Depuis qu’OpenAI a lancé ChatGPT fin 2022, les responsables politiques et les décideurs politiques s’inquiètent de la possibilité que l’intelligence artificielle soit utilisée pour modifier les élections, en particulier en 2024, lorsque des milliards de personnes dans le monde se rendront aux urnes. Jusqu’à présent, cependant, il n’y a guère de preuves, voire aucune, que l’IA ait modifié injustement les élections d’un pays.

Cependant, Salvatore Romano, responsable de la recherche chez AI Forensics, a déclaré que le fait qu’aucune des images et vidéos politiques générées par l’IA n’ait été étiquetée avant l’élection de dimanche aurait pu fausser la perception des gens sur des questions comme la migration et l’UE en raison de la qualité réaliste des publications sur les réseaux sociaux.

« Ils utilisent ces images parce que les gens croient qu’elles sont réelles », a-t-il ajouté. « Ajouter une étiquette à une image (pour dire qu’elle a été générée par l’IA) permettrait à l’électeur de mieux comprendre. »

Son organisation à but non lucratif a analysé tout le contenu politique officiel des partis français entre le 1er mai et le 1er juillet, découvrant différentes tactiques d’IA parmi les partis politiques nationalistes du pays.

Le Rassemblement national et la Reconquête, par exemple, ont largement utilisé cette technologie au cours de cette période, notamment en créant des images réalistes de migrants, de musulmans et d’Ursula von der Leyen, la présidente de la Commission européenne. En revanche, Les Patriotes, un parti nationaliste eurosceptique, a rediffusé des images générées par l’IA créées par d’autres.

« Si c’est ainsi que les plateformes se préoccupent aujourd’hui de signaler le contenu de l’IA », a déclaré Romano, « dans deux ans, nous ne serons plus en mesure de savoir ce qui est vrai. »

L’utilisation de l’IA dans les prochaines élections françaises n’est pas la seule tactique numérique à déployer.

Les pages Facebook gérées depuis des pays d’Afrique de l’Ouest ont également ciblé les électeurs français d’extrême droite avant le vote de ce dimanche – une violation directe des politiques internes de Meta exigeant que les publicités politiques ne soient achetées que par les personnes inscrites dans le pays où l’élection aura lieu.

Ces pages Facebook, dont beaucoup ont été créées au printemps à l’approche des élections au Parlement européen, ont utilisé des tactiques secrètes – notamment l’utilisation d’astérisques et d’autres signes de ponctuation pour séparer les mots politiques comme « Macron » et « Israël » – pour contourner les politiques publicitaires de Meta, selon une étude partagée exclusivement avec L’Observatoire de l’Europe par Alliance4Europe, une organisation à but non lucratif.

Les publicités sur les réseaux sociaux ont été payées en dollars américains ou canadiens et ciblaient des types spécifiques d’électeurs français – principalement ceux qui soutenaient les partis locaux d’extrême droite – semant le doute sur le soutien de Macron ou de la France à la guerre en Ukraine.
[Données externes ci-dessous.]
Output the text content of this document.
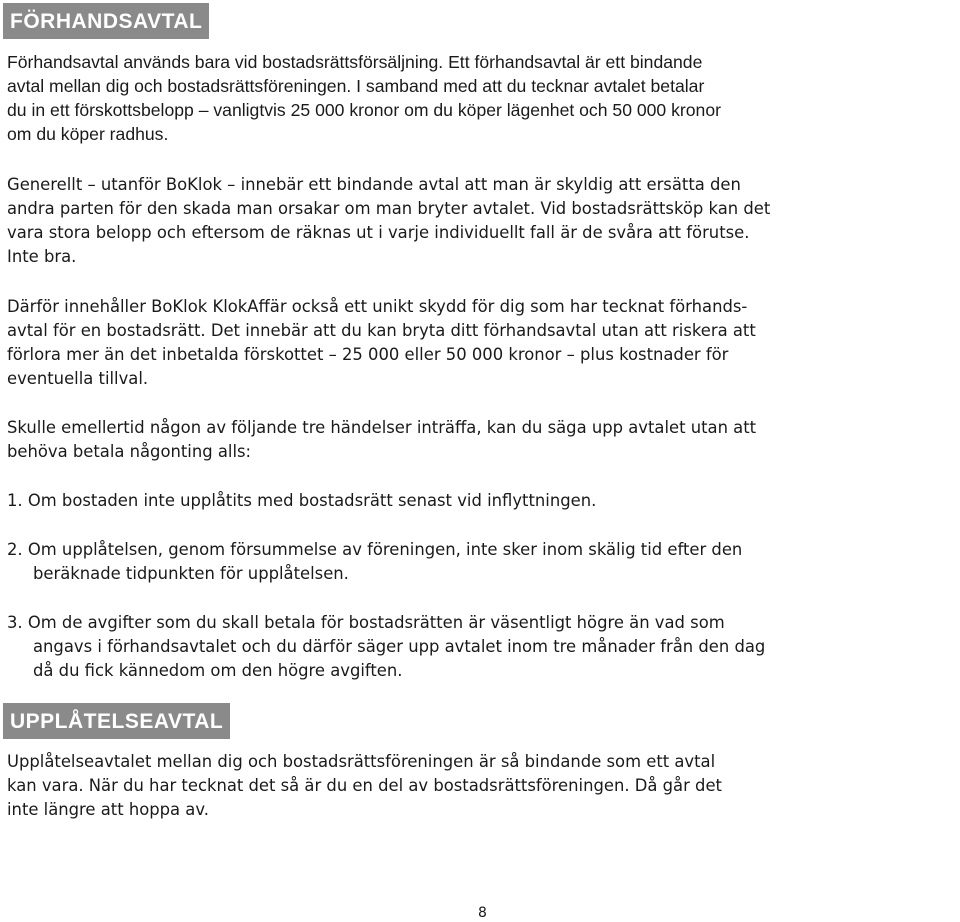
FÖRHANDSAVTAL

Förhandsavtal används bara vid bostadsrättsförsäljning. Ett förhandsavtal är ett bindande
avtal mellan dig och bostadsrättsföreningen. I samband med att du tecknar avtalet betalar
du in ett förskottsbelopp – vanligtvis 25 000 kronor om du köper lägenhet och 50 000 kronor
om du köper radhus.

Generellt – utanför BoKlok – innebär ett bindande avtal att man är skyldig att ersätta den
andra parten för den skada man orsakar om man bryter avtalet. Vid bostadsrättsköp kan det
vara stora belopp och eftersom de räknas ut i varje individuellt fall är de svåra att förutse.
Inte bra.

Därför innehåller BoKlok KlokAffär också ett unikt skydd för dig som har tecknat förhands-
avtal för en bostadsrätt. Det innebär att du kan bryta ditt förhandsavtal utan att riskera att
förlora mer än det inbetalda förskottet – 25 000 eller 50 000 kronor – plus kostnader för
eventuella tillval.

Skulle emellertid någon av följande tre händelser inträffa, kan du säga upp avtalet utan att
behöva betala någonting alls:

1. Om bostaden inte upplåtits med bostadsrätt senast vid inflyttningen.

2. Om upplåtelsen, genom försummelse av föreningen, inte sker inom skälig tid efter den
beräknade tidpunkten för upplåtelsen.

3. Om de avgifter som du skall betala för bostadsrätten är väsentligt högre än vad som
angavs i förhandsavtalet och du därför säger upp avtalet inom tre månader från den dag
då du fick kännedom om den högre avgiften.

UPPLÅTELSEAVTAL

Upplåtelseavtalet mellan dig och bostadsrättsföreningen är så bindande som ett avtal
kan vara. När du har tecknat det så är du en del av bostadsrättsföreningen. Då går det
inte längre att hoppa av.

8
On ne sait pas exactement combien d’argent a été dépensé au cours de cette campagne qui a duré des mois.

Ces acteurs « utilisent des techniques pour contourner le contenu automatisé (modération) pour atteindre environ 1,9 million d’utilisateurs français sur Meta avec des publicités politiques non étiquetées attaquant Macron et l’Ukraine », a déclaré Saman Nazari, l’un des chercheurs d’Alliance4Europe. « Ce qui rend cette affaire problématique, c’est que nous avons un réseau de pages qui cachent qui se cache derrière elles, opérées depuis l’étranger, et qui se font passer pour différents mouvements sociaux français. »

Après que L’Observatoire de l’Europe a contacté Meta au sujet de la publicité politique, le géant des médias sociaux a supprimé les pages Facebook pour violation de ses politiques de « comportement inauthentique ».

Des tactiques similaires ont été utilisées par des pages Facebook associées à des entités russes, notamment le groupe Wagner, une force mercenaire active dans toute l’Afrique de l’Ouest. Nazari a toutefois ajouté qu’il n’existait aucune preuve permettant de relier ce récent ciblage d’électeurs français, majoritairement d’extrême droite, aux activités d’individus liés au Kremlin.